Saturday, February 26, 2011

How Marketers Can Benefit from Video Ad Engagement

VideoEngagement crucial in this high-cost medium

 

Marketers value engagement because its presence indicates that a campaign has connected in some way with the target audience. However, while engagement is compelling, 10 marketers might define it in 10 different ways.

But engagement is more than a buzzword. As the interactive ad format that most attracts brand marketers, much is riding on internet video advertising—mainly money and audience attention. As spending on online video rises and takes a bigger slice of the display ad pie, marketers must be confident that they are spending wisely. Engagement may be difficult to quantify abstractly, but is key to the worth of video ads.

“All effective advertising today—not just video—requires some degree of audience engagement,” said David Hallerman, eMarketer principal analyst and author of the new report “7 Trends for Video Advertising Engagement.” “However, unlike some metrics that provide real-time insight into ad performance, much audience engagement does not happen in the moment with the ad. Nor can it be measured automatically.
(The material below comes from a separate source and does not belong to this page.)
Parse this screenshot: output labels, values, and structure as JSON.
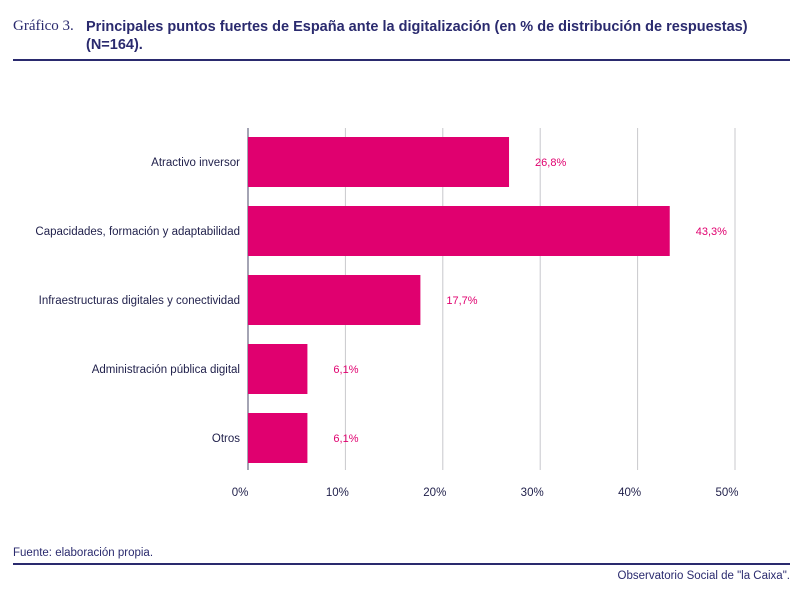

Instead, it’s a process over time.”

US Online Display Ad Spending, by Format, 2009-2014 (billions)

The most likely campaign objective for online video advertising is brand awareness, a baseline component of engagement, according to advertisers and agencies surveyed by Tremor Media and DM2PRO. Close behind brand awareness is brand engagement itself (which some define separately, as in this survey—further indication that the definition of engagement can be fuzzy).

Campaign Objectives for Which US Advertisers/Agencies Would Most Likely Use Online Video, April 2010 (scale of 1-8*)

For video ads, marketers use various concepts to identify engagement, including server- and survey-based metrics, traditional brand health metrics, social video-sharing, interaction rates and more. They can use several strategies to increase or influence engagement, like which websites to advertise on, how to target campaigns, and the length and creative of marketing videos.

“Before deciding which types of engagement to focus on, marketers first should examine what they want to achieve for their brand, who might best respond to their message and how comfortable they are with relaxing control over the ways consumers relate to their brand,” said Hallerman.